1. Using the pre-trained available BART-ParaDetox model, we run all of the comments in Jigsaw dataset through it to generate its parallel detoxed dataset.
2. Using the generated parallel dataset, we use it to train our own BART model
3. The trained BART model will then be used to generate the detoxified sentence of any input sentence.
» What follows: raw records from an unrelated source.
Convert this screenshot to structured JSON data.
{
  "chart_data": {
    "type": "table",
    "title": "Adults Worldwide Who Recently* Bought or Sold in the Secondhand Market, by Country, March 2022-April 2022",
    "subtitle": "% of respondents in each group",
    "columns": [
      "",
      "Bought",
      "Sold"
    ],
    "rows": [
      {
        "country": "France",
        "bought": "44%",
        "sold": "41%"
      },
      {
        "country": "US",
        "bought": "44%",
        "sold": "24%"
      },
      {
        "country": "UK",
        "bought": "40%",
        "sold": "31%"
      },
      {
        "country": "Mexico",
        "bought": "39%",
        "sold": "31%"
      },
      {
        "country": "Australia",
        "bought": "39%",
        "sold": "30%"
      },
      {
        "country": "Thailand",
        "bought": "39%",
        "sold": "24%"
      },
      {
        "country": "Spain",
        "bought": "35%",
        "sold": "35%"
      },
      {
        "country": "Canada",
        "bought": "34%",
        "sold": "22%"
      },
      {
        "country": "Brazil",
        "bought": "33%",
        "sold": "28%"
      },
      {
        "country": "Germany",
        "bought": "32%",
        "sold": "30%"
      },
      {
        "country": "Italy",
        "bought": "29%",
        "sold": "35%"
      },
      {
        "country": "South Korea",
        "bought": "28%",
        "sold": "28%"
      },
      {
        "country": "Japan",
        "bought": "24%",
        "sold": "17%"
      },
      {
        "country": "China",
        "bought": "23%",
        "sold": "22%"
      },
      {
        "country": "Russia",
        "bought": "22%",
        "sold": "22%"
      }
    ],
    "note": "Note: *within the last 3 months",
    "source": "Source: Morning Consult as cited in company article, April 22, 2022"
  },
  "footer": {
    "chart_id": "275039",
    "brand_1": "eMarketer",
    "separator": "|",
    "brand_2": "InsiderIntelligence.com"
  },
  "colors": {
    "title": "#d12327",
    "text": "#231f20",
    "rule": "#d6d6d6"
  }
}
## Setup the python environment
Ideally you run the following cells with the virtual environment created using python3 (anything before 3.10 version works from our testing) with the packages specified in the `requirements.txt`.

In [1]:
import torch
import pandas as pd
import matplotlib.pyplot as plt


Read and load the Jigsaw dataset with the relevant columns:
- `comment_text` : the column containing the input toxic sentence
- `toxicity` : the column cotaining the toxicity score of the input toxic sentence

## 1. Generating the parallel dataset from Jigsaw

In [None]:
df = pd.read_csv('all_data.csv')
target_columns = ['comment_text', 'toxicity', 'severe_toxicity']

### Data Cleaning

In [None]:
import re
def clean_text(text):
    if isinstance(text, str):
        text = re.sub(r'http\S+', '', text) # Remove URLs
        text = re.sub(r'[^\w\s]', '', text) # Remove punctuation
        text = text.lower()
        # Handle self-censored words and emojis as needed
        pass
    
    else:
        return ""
    return text

# cleaned = df['comment_text'].apply(clean_text)
# cleaned

In [5]:
from transformers import AutoTokenizer, AutoModelForSeq2SeqLM

tokenizer = AutoTokenizer.from_pretrained("s-nlp/bart-base-detox")
model = AutoModelForSeq2SeqLM.from_pretrained("s-nlp/bart-base-detox")
# 'that sick fuck is going to be out in 54 years.', 
toxics = ["Hope they're both beaten to death in the can. Should have gotten the death penalty. Says everything about Kansas social services. It's a sick country."]
tokens = tokenizer(toxics, return_tensors='pt', padding=True)
tokens = model.generate(**tokens, num_return_sequences=1, do_sample=False,
                        temperature=1.0, repetition_penalty=10.0,
                        max_length=128, num_beams=5)
neutrals = tokenizer.decode(tokens[0, ...], skip_special_tokens=True)
print(neutrals) # stdout: She is going to be out in 54 years.


Hope they're both beaten to death in the can. Should have gotten the death penalty. Says everything about Kansas social services. It's a sick country.